A lot has been said but, in the end, I wonder why people don’t just read the poetry of two gallant soldiers and great writers who, one in the First World War and one in the Second, said all we have to hear to know that it is a terrible, almost unforgiveable thing for nations to fail so badly in government that their young people have to die for their countries.

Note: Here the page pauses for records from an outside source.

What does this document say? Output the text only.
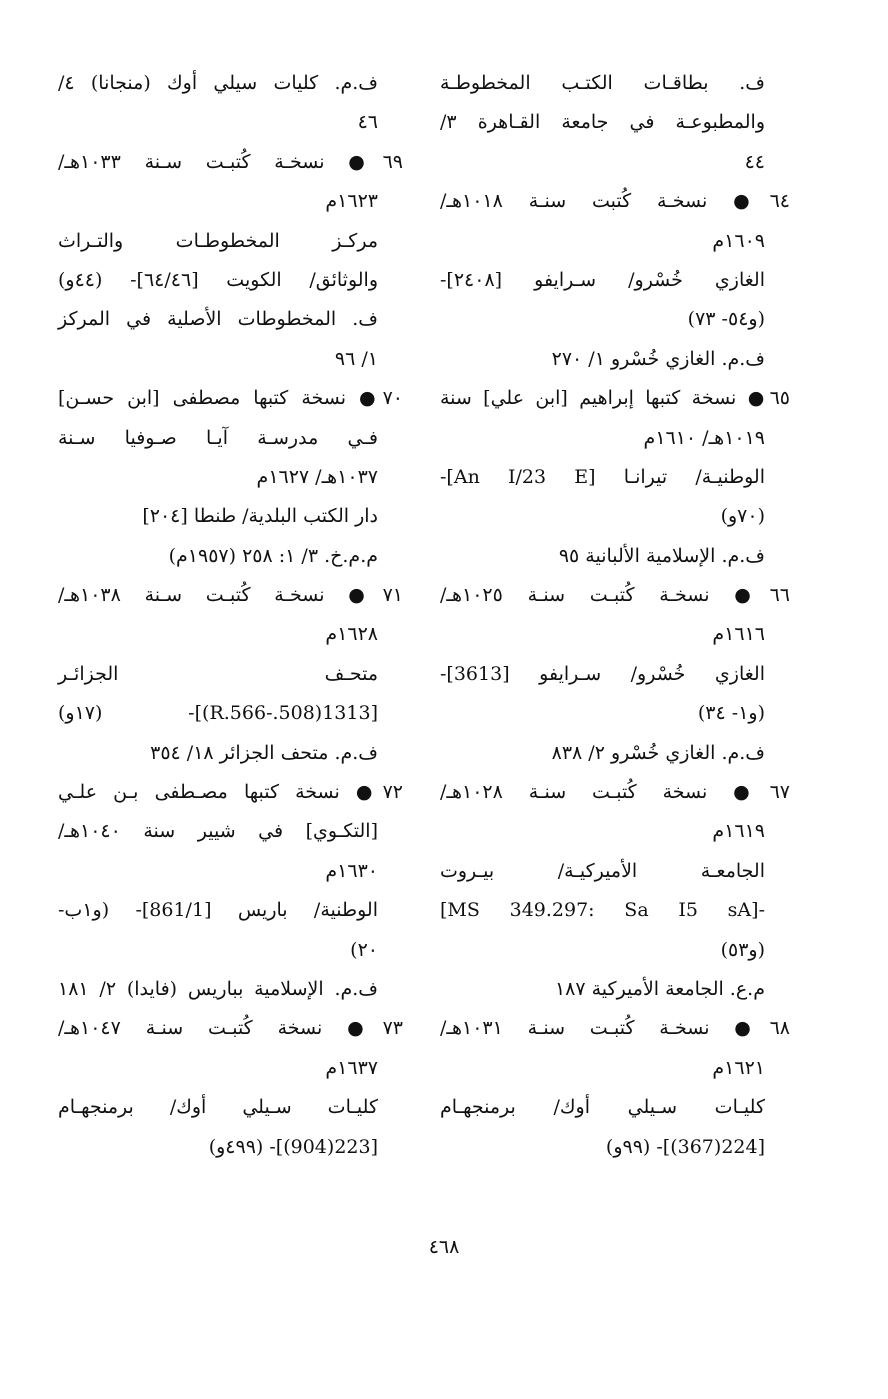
ف. بطاقـات الكتـب المخطوطـة
والمطبوعـة في جامعة القـاهرة ٣/
٤٤
٦٤● نسخـة كُتبت سنـة ١٠١٨هـ/
١٦٠٩م
الغازي خُسْرو/ سـرايفو [٢٤٠٨]-
(و٥٤- ٧٣)
ف.م. الغازي خُسْرو ١/ ٢٧٠
٦٥● نسخة كتبها إبراهيم [ابن علي] سنة
١٠١٩هـ/ ١٦١٠م
الوطنيـة/ تيرانـا [An I/23 E]-
(٧٠و)
ف.م. الإسلامية الألبانية ٩٥
٦٦● نسخـة كُتبـت سنـة ١٠٢٥هـ/
١٦١٦م
الغازي خُسْرو/ سـرايفو [3613]-
(و١- ٣٤)
ف.م. الغازي خُسْرو ٢/ ٨٣٨
٦٧● نسخة كُتبـت سنـة ١٠٢٨هـ/
١٦١٩م
الجامعـة الأميركيـة/ بيـروت
-[MS 349.297: Sa I5 sA]
(و٥٣)
م.ع. الجامعة الأميركية ١٨٧
٦٨● نسخـة كُتبـت سنـة ١٠٣١هـ/
١٦٢١م
كليـات سـيلي أوك/ برمنجهـام
[224(367)]- (٩٩و)
ف.م. كليات سيلي أوك (منجانا) ٤/
٤٦
٦٩● نسخـة كُتبـت سـنة ١٠٣٣هـ/
١٦٢٣م
مركـز المخطوطـات والتـراث
والوثائق/ الكويت [٦٤/٤٦]- (٤٤و)
ف. المخطوطات الأصلية في المركز
١/ ٩٦
٧٠● نسخة كتبها مصطفى [ابن حسـن]
فـي مدرسـة آيـا صـوفيا سـنة
١٠٣٧هـ/ ١٦٢٧م
دار الكتب البلدية/ طنطا [٢٠٤]
م.م.خ. ٣/ ١: ٢٥٨ (١٩٥٧م)
٧١● نسخـة كُتبـت سـنة ١٠٣٨هـ/
١٦٢٨م
متحـف الجزائـر
[1313(508.-R.566)]- (١٧و)
ف.م. متحف الجزائر ١٨/ ٣٥٤
٧٢● نسخة كتبها مصـطفى بـن علـي
[التكـوي] في شيير سنة ١٠٤٠هـ/
١٦٣٠م
الوطنية/ باريس [861/1]- (و١ب-
٢٠)
ف.م. الإسلامية بباريس (فايدا) ٢/ ١٨١
٧٣● نسخة كُتبـت سنـة ١٠٤٧هـ/
١٦٣٧م
كليـات سـيلي أوك/ برمنجهـام
[223(904)]- (٤٩٩و)
٤٦٨
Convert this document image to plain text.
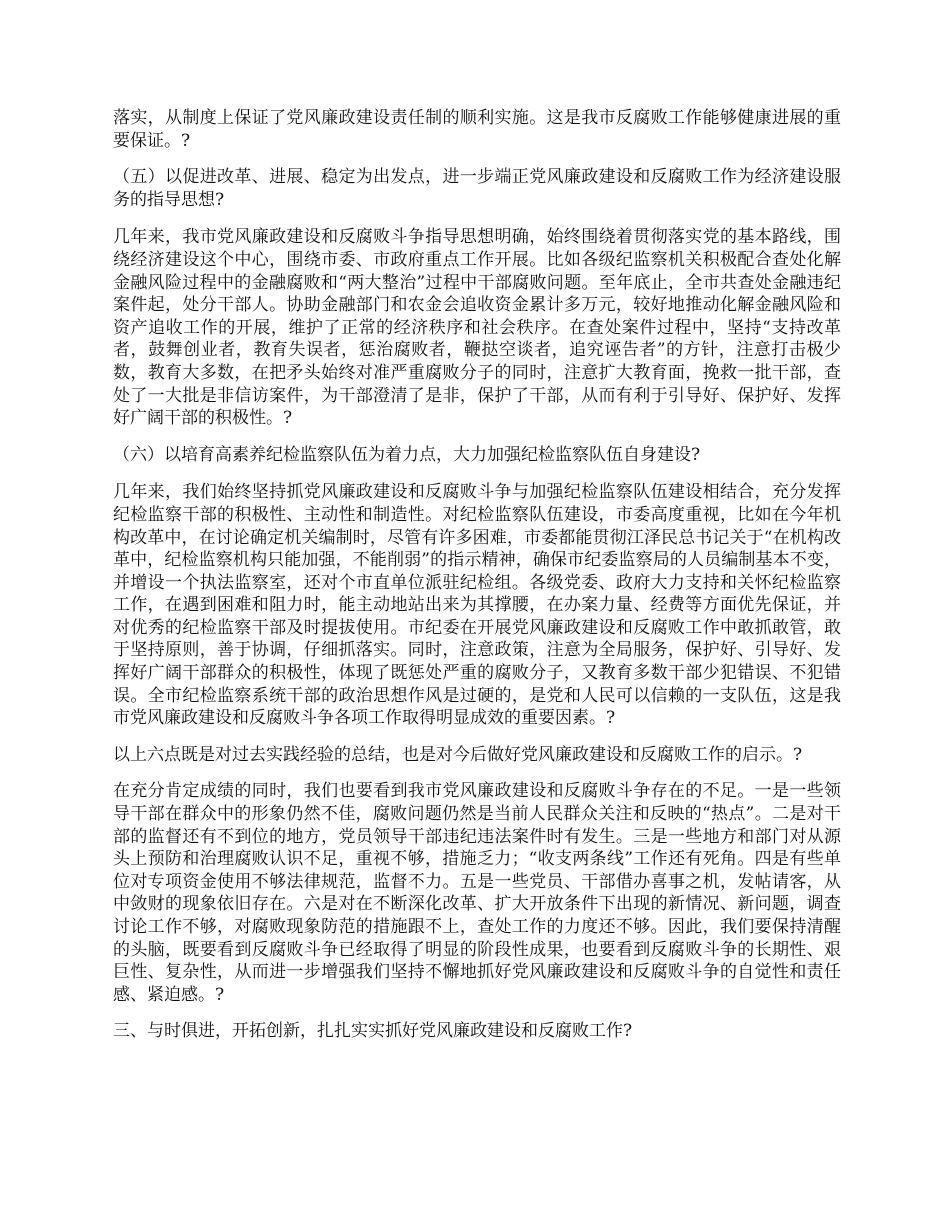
落实，从制度上保证了党风廉政建设责任制的顺利实施。这是我市反腐败工作能够健康进展的重要保证。?

（五）以促进改革、进展、稳定为出发点，进一步端正党风廉政建设和反腐败工作为经济建设服务的指导思想?

几年来，我市党风廉政建设和反腐败斗争指导思想明确，始终围绕着贯彻落实党的基本路线，围绕经济建设这个中心，围绕市委、市政府重点工作开展。比如各级纪监察机关积极配合查处化解金融风险过程中的金融腐败和“两大整治”过程中干部腐败问题。至年底止，全市共查处金融违纪案件起，处分干部人。协助金融部门和农金会追收资金累计多万元，较好地推动化解金融风险和资产追收工作的开展，维护了正常的经济秩序和社会秩序。在查处案件过程中，坚持“支持改革者，鼓舞创业者，教育失误者，惩治腐败者，鞭挞空谈者，追究诬告者”的方针，注意打击极少数，教育大多数，在把矛头始终对准严重腐败分子的同时，注意扩大教育面，挽救一批干部，查处了一大批是非信访案件，为干部澄清了是非，保护了干部，从而有利于引导好、保护好、发挥好广阔干部的积极性。?

（六）以培育高素养纪检监察队伍为着力点，大力加强纪检监察队伍自身建设?

几年来，我们始终坚持抓党风廉政建设和反腐败斗争与加强纪检监察队伍建设相结合，充分发挥纪检监察干部的积极性、主动性和制造性。对纪检监察队伍建设，市委高度重视，比如在今年机构改革中，在讨论确定机关编制时，尽管有许多困难，市委都能贯彻江泽民总书记关于“在机构改革中，纪检监察机构只能加强，不能削弱”的指示精神，确保市纪委监察局的人员编制基本不变，并增设一个执法监察室，还对个市直单位派驻纪检组。各级党委、政府大力支持和关怀纪检监察工作，在遇到困难和阻力时，能主动地站出来为其撑腰，在办案力量、经费等方面优先保证，并对优秀的纪检监察干部及时提拔使用。市纪委在开展党风廉政建设和反腐败工作中敢抓敢管，敢于坚持原则，善于协调，仔细抓落实。同时，注意政策，注意为全局服务，保护好、引导好、发挥好广阔干部群众的积极性，体现了既惩处严重的腐败分子，又教育多数干部少犯错误、不犯错误。全市纪检监察系统干部的政治思想作风是过硬的，是党和人民可以信赖的一支队伍，这是我市党风廉政建设和反腐败斗争各项工作取得明显成效的重要因素。?

以上六点既是对过去实践经验的总结，也是对今后做好党风廉政建设和反腐败工作的启示。?

在充分肯定成绩的同时，我们也要看到我市党风廉政建设和反腐败斗争存在的不足。一是一些领导干部在群众中的形象仍然不佳，腐败问题仍然是当前人民群众关注和反映的“热点”。二是对干部的监督还有不到位的地方，党员领导干部违纪违法案件时有发生。三是一些地方和部门对从源头上预防和治理腐败认识不足，重视不够，措施乏力；“收支两条线”工作还有死角。四是有些单位对专项资金使用不够法律规范，监督不力。五是一些党员、干部借办喜事之机，发帖请客，从中敛财的现象依旧存在。六是对在不断深化改革、扩大开放条件下出现的新情况、新问题，调查讨论工作不够，对腐败现象防范的措施跟不上，查处工作的力度还不够。因此，我们要保持清醒的头脑，既要看到反腐败斗争已经取得了明显的阶段性成果，也要看到反腐败斗争的长期性、艰巨性、复杂性，从而进一步增强我们坚持不懈地抓好党风廉政建设和反腐败斗争的自觉性和责任感、紧迫感。?

三、与时俱进，开拓创新，扎扎实实抓好党风廉政建设和反腐败工作?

Wilfred Owen and Keith Douglas were brave young men and brilliant soldiers and yet their voices echo down the decades and will do so for centuries telling us to find a better way to do things. It is at times such as these that poetry speaks to us all.
Wilfred Owen
Wilfred Owen, aged 25, was buried in Ors Community Cemetery, France in 1918
Keith Douglas
How To Kill
Under the parabola of a ball,
a child turning into a man,
I looked into the air too long.
The ball fell in my hand, it sang
in the closed fist: Open Open
Behold a gift designed to kill.
Now in my dial of glass appears
the soldier who is going to die.
He smiles, and moves about in ways
his mother knows, habits of his.
The wires touch his face: I cry
NOW. Death, like a familiar, hears
And look, has made a man of dust
of a man of flesh. This sorcery
I do. Being damned, I am amused
to see the centre of love diffused
and the wave of love travel into vacancy.
How easy it is to make a ghost.
The weightless mosquito touches
her tiny shadow on the stone,
and with how like, how infinite
a lightness, man and shadow meet.
They fuse. A shadow is a man
when the mosquito death approaches.
Keith Douglas 1920-1944
Keith Douglas, aged 24, was buried in Tilly-sur-Seulles War cemetery, France in 1944.